Published in:
01-07-2022 | Original Article
Neuroimaging-ITM: A Text Mining Pipeline Combining Deep Adversarial Learning with Interaction Based Topic Modeling for Enabling the FAIR Neuroimaging Study
Authors:
Jianzhuo Yan, Lihong Chen, Yongchuan Yu, Hongxia Xu, Zhe Xu, Ying Sheng, Jianhui Chen
Published in:
Neuroinformatics
|
Issue 3/2022
Login to get access
Abstract
Sharing various neuroimaging digital resources have received widespread attention in FAIR (Findable, Accessible, Interoperable and Reusable) neuroscience. In order to support a comprehensive understanding of brain cognition, neuroimaging provenance should be constructed to characterize both research processes and results, and integrates various digital resources for quick replication and open cooperation. This brings new challenges to neuroimaging text mining, including fragmented information, lack of labelled corpora, and vague topics.
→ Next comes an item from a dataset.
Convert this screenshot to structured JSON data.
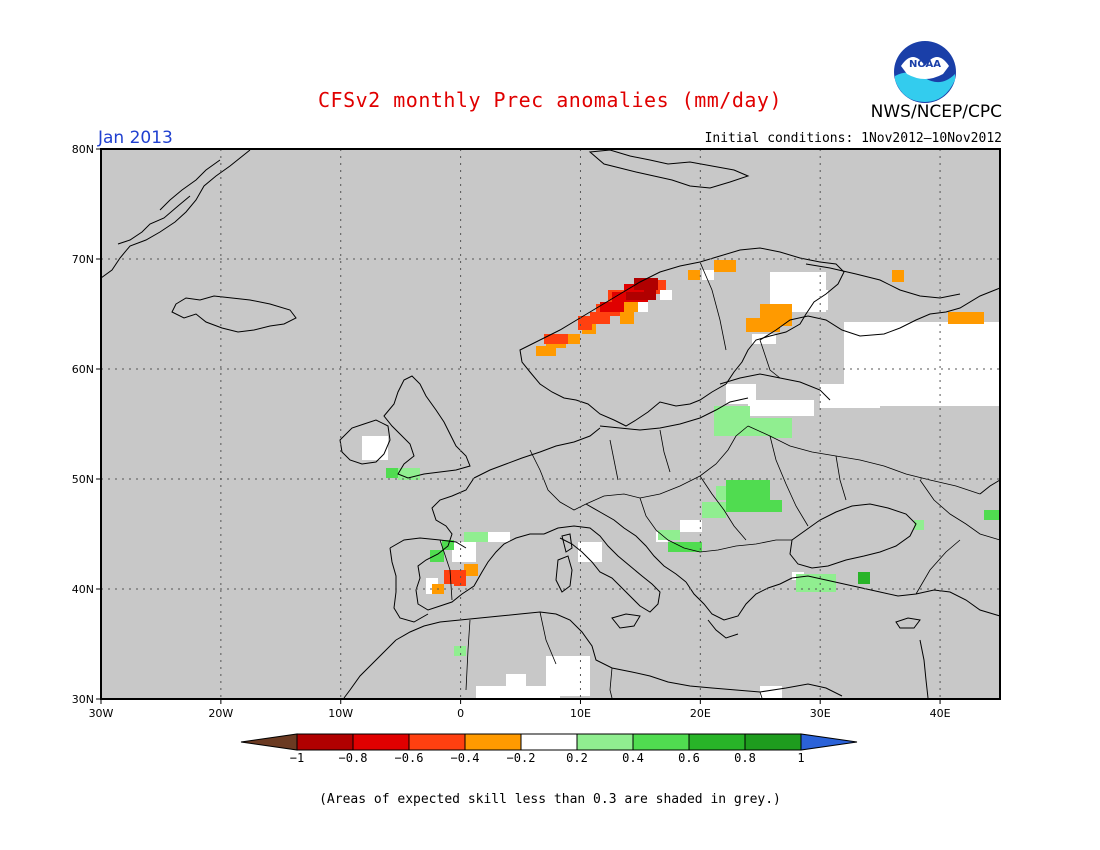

This paper proposes a text mining pipeline for enabling the FAIR neuroimaging study. In order to avoid fragmented information, the Brain Informatics provenance model is redesigned based on NIDM (Neuroimaging Data Model) and FAIR facets. It can systematically capture the provenance requests from the FAIR neuroimaging study and then transform them into a group of text mining tasks. A neuroimaging text mining pipeline combining deep adversarial learning with interaction based topic modeling, called neuroimaging interaction topic model (Neuroimaging-ITM), is proposed to automatically extract neuroimaging provenance and identify research topics in the few-shot scenario. Finally, a group of experiments is completed by using real data from the journal PloS One. The experimental results show that Neuroimaging-ITM can systematically and accurately extract provenance information and obtain high-quality research topics from the full text of neuroimaging articles. Most of the mean F1 values of provenance extraction exceed 0.9. The topic coherence and KL (Kullback–Leibler) divergence reach 9.95 and 0.96 respectively. The results are obviously better than baseline methods.